寝顔なんていつぶりに見ただろうか。普段は年相応の凛々しい顔を見ているのに、寝顔は子供のようにあどけない。強引に体を動かされても目覚めもしないのはそれだけ忙しい毎日を送っていたのだろう。きっと昨日も光子郎が帰ってくるよりも遅く帰ってきたのだろう。
「丈さん」
「・・・・ん゛ん゛・・・」
丈に聞こえるように耳元で囁くと、もぞもぞと動き始める。起きているか定かではないが、気にせず話しかけてみる。
「今日は丈さん、休みなんですか?」
「今日、は・・・・休み・・・」
ポツリ、ポツリと声を絞り出しながら、丈の瞳が薄っすらと開いた。普段見ない顔に愛おしさを感じながら、光子郎はそっと微笑む。
「じゃあ僕、先に起きてご飯作っておきますね。丈さんはもう少し寝てても大丈夫ですよ」
いつもなら「それは申し訳ないよ」と言いながら起き上がるのだが、丈はコクリと頷いてはゆっくりと瞬きを繰り返す。少し幼く見えたその姿に頭をそっと撫でると、ゆっくりと目を閉じていく。まるで赤ん坊をあやしているような気分だった。
スゥ、と寝息を立てたのを確認すると光子郎は部屋を静かに出ていく。
「光子郎はん」
「テントモン。おはよう」
部屋から出ると、リビングにはもうテントモンがいた。ごめんね、今からご飯作るよ。と言うと一緒に手伝うと後ろを着いてきた。

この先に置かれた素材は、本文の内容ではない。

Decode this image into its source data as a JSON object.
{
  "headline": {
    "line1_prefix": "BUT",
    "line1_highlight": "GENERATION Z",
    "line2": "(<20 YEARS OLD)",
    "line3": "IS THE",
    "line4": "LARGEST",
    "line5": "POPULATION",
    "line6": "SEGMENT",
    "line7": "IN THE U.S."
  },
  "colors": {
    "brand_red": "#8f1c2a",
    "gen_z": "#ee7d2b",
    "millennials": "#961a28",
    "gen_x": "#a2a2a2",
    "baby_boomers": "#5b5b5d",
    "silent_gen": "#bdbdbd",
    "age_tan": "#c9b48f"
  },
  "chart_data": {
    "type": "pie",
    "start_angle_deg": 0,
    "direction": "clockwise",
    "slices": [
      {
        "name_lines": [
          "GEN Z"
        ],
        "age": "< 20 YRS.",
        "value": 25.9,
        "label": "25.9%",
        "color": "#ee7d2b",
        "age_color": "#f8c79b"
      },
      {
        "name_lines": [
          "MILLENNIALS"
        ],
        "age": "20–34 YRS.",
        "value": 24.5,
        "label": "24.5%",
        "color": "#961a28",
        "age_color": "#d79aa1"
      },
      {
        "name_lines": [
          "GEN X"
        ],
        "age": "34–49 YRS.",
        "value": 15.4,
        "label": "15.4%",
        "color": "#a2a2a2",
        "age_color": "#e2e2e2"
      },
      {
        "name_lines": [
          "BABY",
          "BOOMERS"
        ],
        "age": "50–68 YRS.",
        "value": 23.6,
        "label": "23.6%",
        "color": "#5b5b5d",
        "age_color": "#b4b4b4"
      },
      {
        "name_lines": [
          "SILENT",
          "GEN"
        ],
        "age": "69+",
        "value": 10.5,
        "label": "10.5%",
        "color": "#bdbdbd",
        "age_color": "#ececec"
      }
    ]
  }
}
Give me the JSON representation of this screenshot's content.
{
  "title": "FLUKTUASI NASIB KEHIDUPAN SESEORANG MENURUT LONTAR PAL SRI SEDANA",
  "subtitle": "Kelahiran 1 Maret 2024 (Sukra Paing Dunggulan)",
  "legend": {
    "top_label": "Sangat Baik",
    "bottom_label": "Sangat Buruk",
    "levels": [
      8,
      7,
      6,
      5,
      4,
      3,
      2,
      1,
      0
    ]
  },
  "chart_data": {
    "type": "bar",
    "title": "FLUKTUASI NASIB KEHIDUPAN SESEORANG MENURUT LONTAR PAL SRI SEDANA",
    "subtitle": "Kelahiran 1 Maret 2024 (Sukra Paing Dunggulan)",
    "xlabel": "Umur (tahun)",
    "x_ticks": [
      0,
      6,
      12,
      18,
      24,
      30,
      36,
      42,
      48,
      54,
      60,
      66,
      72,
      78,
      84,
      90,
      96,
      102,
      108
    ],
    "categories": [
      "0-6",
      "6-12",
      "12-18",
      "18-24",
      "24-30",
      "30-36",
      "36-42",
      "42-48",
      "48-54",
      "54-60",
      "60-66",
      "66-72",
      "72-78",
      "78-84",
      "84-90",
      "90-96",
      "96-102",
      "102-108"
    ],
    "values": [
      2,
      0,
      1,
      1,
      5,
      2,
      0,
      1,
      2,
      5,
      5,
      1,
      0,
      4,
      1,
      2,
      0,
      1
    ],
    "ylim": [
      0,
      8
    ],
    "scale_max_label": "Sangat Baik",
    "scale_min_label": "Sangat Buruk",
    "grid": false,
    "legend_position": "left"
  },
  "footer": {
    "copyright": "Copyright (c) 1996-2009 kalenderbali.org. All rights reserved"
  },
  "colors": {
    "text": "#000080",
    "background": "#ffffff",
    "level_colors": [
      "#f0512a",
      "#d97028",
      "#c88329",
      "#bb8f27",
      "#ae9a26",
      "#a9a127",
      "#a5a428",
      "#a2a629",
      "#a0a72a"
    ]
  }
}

最近まともに料理をしておらず心配だった冷蔵庫の中に入っていた食材に安堵すると、卵を取り出してフライパンを温めた。久しぶりに一緒に朝ご飯を食べれる事が嬉しくて、自然と気分が上がっていく。
「光子郎はん・・・えらい朝から嬉しそうでんなぁ」
「えっ?」
「さっきから口元が上がりっぱなしですわ。何か良い事でもあったんでっか?」
「あぁ・・・まぁ、ちょっとね」
光子郎の曖昧な返答にテントモンは首をかしげるが、特に追及することはなかった。
油を敷いて卵を入れればパチパチと弾ける音と美味しそうな匂いがする。今日は良い一日になりそうだ、と窓から見上げた空は澄んだ青が広がっていた。